が、まあ、勝負が嫌というほどではない。孝貴自身は人と競うことに価値を見いだせないが、勝負好きの彼のこの顔を見ると、やんちゃな猫を見ているようで、反対する気も起きなくなるから不思議だ。
「いいよ。恨みっこなしな」
「もちろん。じゃあ行くよ。ジャーンケーン」
ポン。
にっこりと笑ってジャンケンポーズを取る彼の楽しげな様子に見とれていたせいだろうか。気が付くと、孝貴はすでに三回のうち二回負けていた。
「ふふ。今日は俺の圧勝のようだね」
うれしくて仕方ないのか、南波の声は弾んでいる。たかがジャンケンでここまで喜べるあたり、同い年とはとても思えない。
なんでこんなに可愛いのだろう。ちょっと疲れが取れた気がした。思わずにへら、と笑ってしまうと、南波が不満そうに唇を尖らせた。

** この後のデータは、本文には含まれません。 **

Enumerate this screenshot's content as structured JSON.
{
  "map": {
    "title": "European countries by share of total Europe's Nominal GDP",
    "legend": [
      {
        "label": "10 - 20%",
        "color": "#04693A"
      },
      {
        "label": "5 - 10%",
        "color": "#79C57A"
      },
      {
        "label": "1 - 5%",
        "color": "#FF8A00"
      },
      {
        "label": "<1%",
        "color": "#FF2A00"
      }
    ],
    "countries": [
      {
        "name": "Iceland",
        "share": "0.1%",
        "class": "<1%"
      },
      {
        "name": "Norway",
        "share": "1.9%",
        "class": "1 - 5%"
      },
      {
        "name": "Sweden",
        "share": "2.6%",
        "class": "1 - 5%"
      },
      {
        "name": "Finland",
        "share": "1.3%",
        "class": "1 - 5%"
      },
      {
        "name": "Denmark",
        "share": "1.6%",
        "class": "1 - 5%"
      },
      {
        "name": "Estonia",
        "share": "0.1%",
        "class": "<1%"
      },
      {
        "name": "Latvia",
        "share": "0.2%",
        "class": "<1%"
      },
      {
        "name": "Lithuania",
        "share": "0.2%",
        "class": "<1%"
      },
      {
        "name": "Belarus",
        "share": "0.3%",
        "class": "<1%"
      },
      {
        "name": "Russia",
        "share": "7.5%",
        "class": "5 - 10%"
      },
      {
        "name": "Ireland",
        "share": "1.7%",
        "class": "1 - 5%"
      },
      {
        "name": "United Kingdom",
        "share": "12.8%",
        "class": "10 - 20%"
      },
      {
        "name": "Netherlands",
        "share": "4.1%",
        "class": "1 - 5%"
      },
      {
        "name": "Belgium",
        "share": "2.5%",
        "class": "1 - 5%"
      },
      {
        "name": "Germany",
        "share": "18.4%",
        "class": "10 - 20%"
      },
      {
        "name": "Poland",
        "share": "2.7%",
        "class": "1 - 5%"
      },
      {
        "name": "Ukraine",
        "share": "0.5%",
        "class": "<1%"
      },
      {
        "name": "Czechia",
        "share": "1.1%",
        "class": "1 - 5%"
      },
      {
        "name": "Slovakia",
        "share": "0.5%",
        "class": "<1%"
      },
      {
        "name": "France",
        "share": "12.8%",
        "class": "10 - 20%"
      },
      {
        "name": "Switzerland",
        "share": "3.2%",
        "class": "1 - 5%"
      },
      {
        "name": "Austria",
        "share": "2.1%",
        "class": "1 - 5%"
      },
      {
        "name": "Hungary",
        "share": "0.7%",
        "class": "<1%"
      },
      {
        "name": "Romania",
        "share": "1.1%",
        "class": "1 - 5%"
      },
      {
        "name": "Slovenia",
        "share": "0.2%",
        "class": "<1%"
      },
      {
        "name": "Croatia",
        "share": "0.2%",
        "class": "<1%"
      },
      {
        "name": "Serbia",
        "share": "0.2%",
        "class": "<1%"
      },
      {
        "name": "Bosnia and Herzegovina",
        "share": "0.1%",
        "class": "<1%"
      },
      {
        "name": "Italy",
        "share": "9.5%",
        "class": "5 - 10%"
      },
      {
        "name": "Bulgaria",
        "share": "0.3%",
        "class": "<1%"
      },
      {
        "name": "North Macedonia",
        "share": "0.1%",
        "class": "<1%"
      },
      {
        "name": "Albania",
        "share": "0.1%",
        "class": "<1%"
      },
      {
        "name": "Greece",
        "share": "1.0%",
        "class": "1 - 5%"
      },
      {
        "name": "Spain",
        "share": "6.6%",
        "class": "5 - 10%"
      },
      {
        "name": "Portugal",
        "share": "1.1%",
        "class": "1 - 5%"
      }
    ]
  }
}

「なにその余裕の顔。あと一回で俺の勝ちなんですけど?」
「あ、そうか。そうだな。頑張るよ」
そうだ。恋人はいつだって勝負に真剣な性質だ。ちゃんとしなければ、と顔を引き締めたが、南波はまだ不服そうに眉を寄せている。が、そこでなにを思ったのか、急に顎に手を当てて思案し始めた。
「最後の一回。俺はパーかグーを出す。チョキは、出さない」
「……は? え、なんで?」
これはなんだろうか。心理戦というやつか? そういえば近頃、ジャンケンをテーマにしたアニメをテレビにかじりつくようにして見ていたな、と孝貴は思い出した。
なるほど、これはその影響か、と納得する孝貴の前で、家でだけかけている黒縁眼鏡越しに彼が目を細めた。